As is so obvious this week, Mr Corbyn is not willing to obstruct Brexit in any way and while he will huff and puff about remaining in the single market, this is plainly not a subject that excites him or his core supporters. A resolution calling for a second referendum was actually passed by his party conference last September but he has ignored it. Even if he were to embrace it absolutely would pro-Remain Conservatives be willing to vote for him and the rest of his policy package in a Hail Mary Pass attempt to stay in the EU?
Nicola Sturgeon and the SNP are much more forcefully making the Remain case but she is not an alternative candidate to be Prime Minister, and her party is suspected to be secretly grateful for Brexit as it provides a means to another ballot on Scottish independence at some point in the future if the circumstances look fortuitous.

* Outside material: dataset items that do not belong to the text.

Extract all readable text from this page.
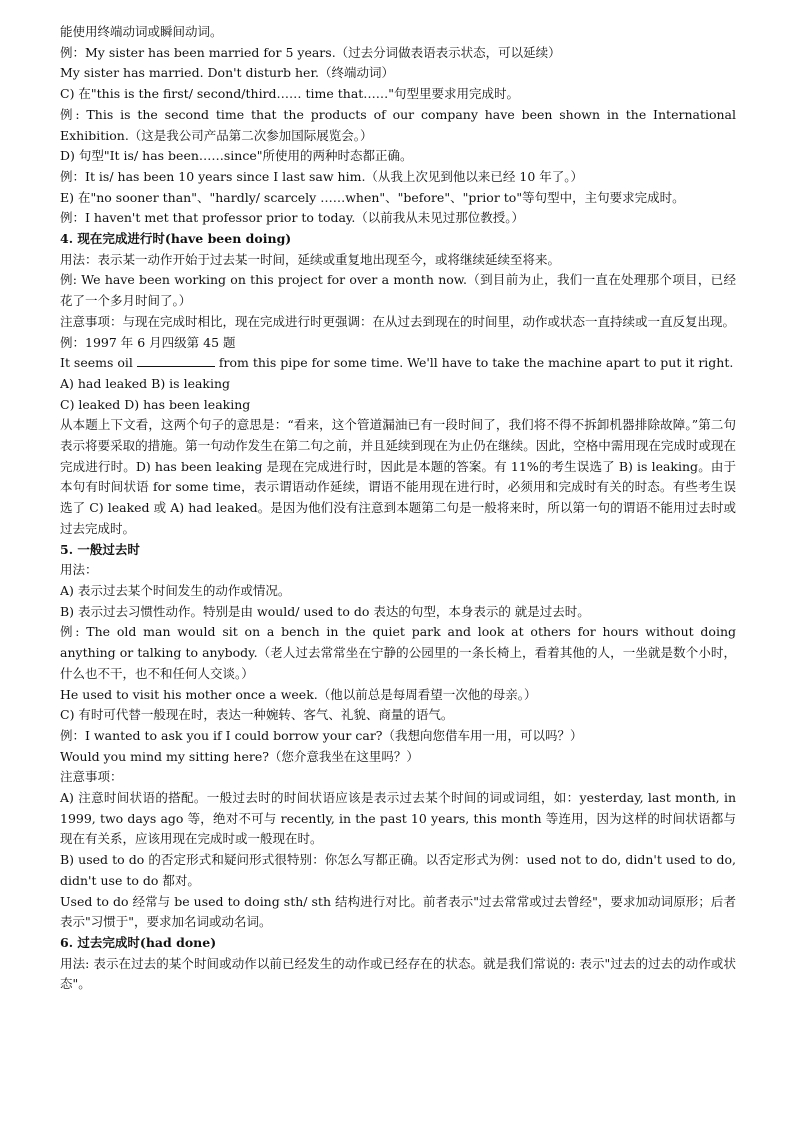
能使用终端动词或瞬间动词。
例：My sister has been married for 5 years.（过去分词做表语表示状态，可以延续）
My sister has married. Don't disturb her.（终端动词）
C) 在"this is the first/ second/third…… time that……"句型里要求用完成时。
例: This is the second time that the products of our company have been shown in the International Exhibition.（这是我公司产品第二次参加国际展览会。）
D) 句型"It is/ has been……since"所使用的两种时态都正确。
例：It is/ has been 10 years since I last saw him.（从我上次见到他以来已经 10 年了。）
E) 在"no sooner than"、"hardly/ scarcely ……when"、"before"、"prior to"等句型中，主句要求完成时。
例：I haven't met that professor prior to today.（以前我从未见过那位教授。）
4. 现在完成进行时(have been doing)
用法：表示某一动作开始于过去某一时间，延续或重复地出现至今，或将继续延续至将来。
例: We have been working on this project for over a month now.（到目前为止，我们一直在处理那个项目，已经花了一个多月时间了。）
注意事项：与现在完成时相比，现在完成进行时更强调：在从过去到现在的时间里，动作或状态一直持续或一直反复出现。
例：1997 年 6 月四级第 45 题
It seems oil	from this pipe for some time. We'll have to take the machine apart to put it right.
A) had leaked B) is leaking
C) leaked D) has been leaking
从本题上下文看，这两个句子的意思是：“看来，这个管道漏油已有一段时间了，我们将不得不拆卸机器排除故障。”第二句表示将要采取的措施。第一句动作发生在第二句之前，并且延续到现在为止仍在继续。因此，空格中需用现在完成时或现在完成进行时。D) has been leaking 是现在完成进行时，因此是本题的答案。有 11%的考生误选了 B) is leaking。由于本句有时间状语 for some time，表示谓语动作延续，谓语不能用现在进行时，必须用和完成时有关的时态。有些考生误选了 C) leaked 或 A) had leaked。是因为他们没有注意到本题第二句是一般将来时，所以第一句的谓语不能用过去时或过去完成时。
5. 一般过去时
用法：
A) 表示过去某个时间发生的动作或情况。
B) 表示过去习惯性动作。特别是由 would/ used to do 表达的句型，本身表示的 就是过去时。
例: The old man would sit on a bench in the quiet park and look at others for hours without doing anything or talking to anybody.（老人过去常常坐在宁静的公园里的一条长椅上，看着其他的人，一坐就是数个小时，什么也不干，也不和任何人交谈。）
He used to visit his mother once a week.（他以前总是每周看望一次他的母亲。）
C) 有时可代替一般现在时，表达一种婉转、客气、礼貌、商量的语气。
例：I wanted to ask you if I could borrow your car?（我想向您借车用一用，可以吗？）
Would you mind my sitting here?（您介意我坐在这里吗？）
注意事项：
A) 注意时间状语的搭配。一般过去时的时间状语应该是表示过去某个时间的词或词组，如：yesterday, last month, in 1999, two days ago 等，绝对不可与 recently, in the past 10 years, this month 等连用，因为这样的时间状语都与现在有关系，应该用现在完成时或一般现在时。
B) used to do 的否定形式和疑问形式很特别：你怎么写都正确。以否定形式为例：used not to do, didn't used to do, didn't use to do 都对。
Used to do 经常与 be used to doing sth/ sth 结构进行对比。前者表示"过去常常或过去曾经"，要求加动词原形；后者表示"习惯于"，要求加名词或动名词。
6. 过去完成时(had done)
用法: 表示在过去的某个时间或动作以前已经发生的动作或已经存在的状态。就是我们常说的: 表示"过去的过去的动作或状态"。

All of this means that the only political party that stands squarely in the Remain camp and for what appear to be the right reasons is the Liberal Democrats, a political ‘force’ which won less than 8% of the overall vote in May 2015 and which has nine Members of Parliament in a 650-seat chamber.
Decapitation
Division has been reinforced by decapitation. The leader of the Remain campaign was Mr Cameron with George Osborne acting as Robin to his Batman, but the former has left not only Downing Street but the House of Commons and seems to have disappeared to a beach somewhere while the latter remains nominally in Westminster but essentially invisible outside of the US lecture circuit and now the advisory board of Blackrock. No alternative figure of any stature has emerged to replace them (Tony Blair would love to take the responsibility on but the taint of Iraq makes that impractical).

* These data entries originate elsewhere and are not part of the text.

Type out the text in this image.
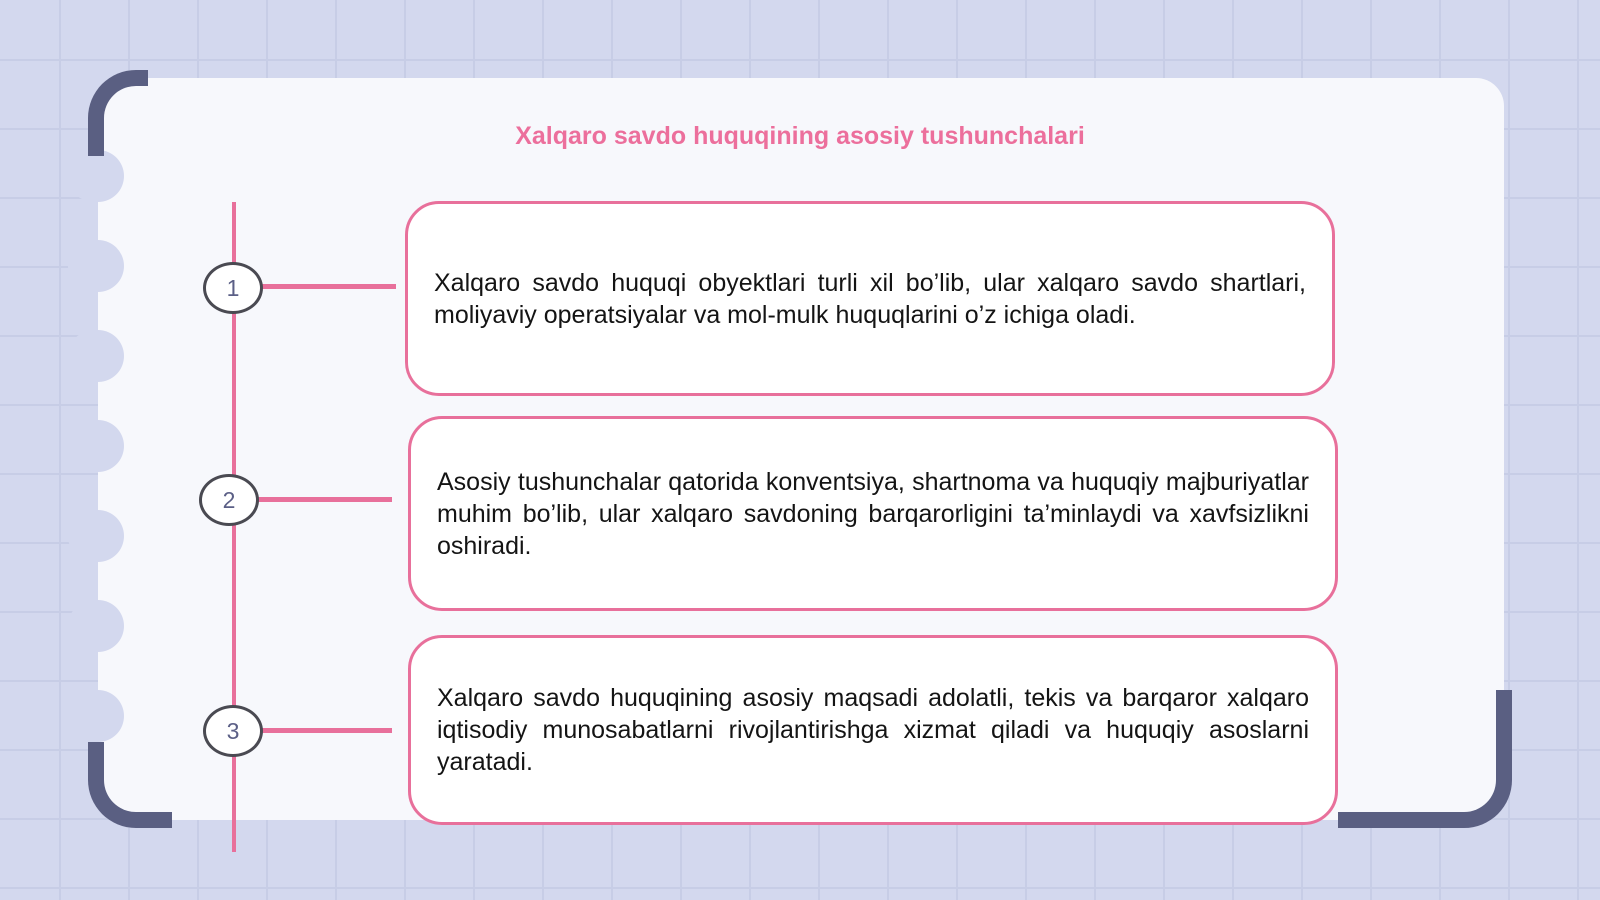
Xalqaro savdo huquqining asosiy tushunchalari
1
2
3
Xalqaro savdo huquqi obyektlari turli xil bo’lib, ular xalqaro savdo shartlari, moliyaviy operatsiyalar va mol-mulk huquqlarini o’z ichiga oladi.
Asosiy tushunchalar qatorida konventsiya, shartnoma va huquqiy majburiyatlar muhim bo’lib, ular xalqaro savdoning barqarorligini ta’minlaydi va xavfsizlikni oshiradi.
Xalqaro savdo huquqining asosiy maqsadi adolatli, tekis va barqaror xalqaro iqtisodiy munosabatlarni rivojlantirishga xizmat qiladi va huquqiy asoslarni yaratadi.
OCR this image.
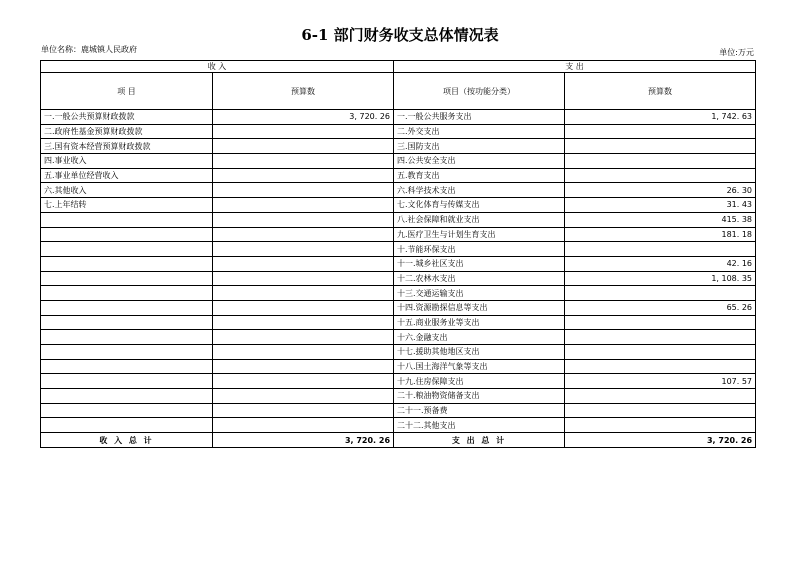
6-1 部门财务收支总体情况表
单位名称：鹿城镇人民政府	单位:万元
收 入		支 出	
项 目	预算数	项目（按功能分类）	预算数
一.一般公共预算财政拨款	3, 720. 26	一.一般公共服务支出	1, 742. 63
二.政府性基金预算财政拨款		二.外交支出	
三.国有资本经营预算财政拨款		三.国防支出	
四.事业收入		四.公共安全支出	
五.事业单位经营收入		五.教育支出	
六.其他收入		六.科学技术支出	26. 30
七.上年结转		七.文化体育与传媒支出	31. 43
		八.社会保障和就业支出	415. 38
		九.医疗卫生与计划生育支出	181. 18
		十.节能环保支出	
		十一.城乡社区支出	42. 16
		十二.农林水支出	1, 108. 35
		十三.交通运输支出	
		十四.资源勘探信息等支出	65. 26
		十五.商业服务业等支出	
		十六.金融支出	
		十七.援助其他地区支出	
		十八.国土海洋气象等支出	
		十九.住房保障支出	107. 57
		二十.粮油物资储备支出	
		二十一.预备费	
		二十二.其他支出	
收 入 总 计	3, 720. 26	支 出 总 计	3, 720. 26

The only party leader who is even auditioning for the part is, as implied above, Tim Farron for the Liberal Democrats, but he is hardly Winston Churchill in the late 1930s and, in truth, on most subjects other than Brexit, his instincts are much closer to Mr Corbyn than Mrs May, which makes him a challenging figure for pro-Remain Conservatives to rally to. Ironically, Nick Clegg would be a much better option.
Defeatism
All of the above has combined to knock the stuffing out of the 48% in the current Brexit discussion. A dispirited and deposed elite has not only effectively conceded that it cannot prevent the UK leaving the EU, it is rapidly resigning itself to a Brexit that could turn out on the harder end of the spectrum.
All of the above matters because it means that even if the economy were to suffer a sharp short-term reversal during the next two years which was almost universally agreed to be the result of the referendum and perceptions of what sort of Brexit conclusion would be reached, it is difficult to see how the Remain camp could make any sort of recovery and be in a position to seek reconsideration.
It is too institutionally enfeebled to make such a case bar a slowdown, unique to the UK, of 2008/9 proportions. The absence of this as a plausible, if improbable, possibility shifts the terms of dialogue within the Government, the House of Commons and the political class as a whole in favour of the formula for Brexit that Mrs May set out this month and which hence will be the basis for withdrawal.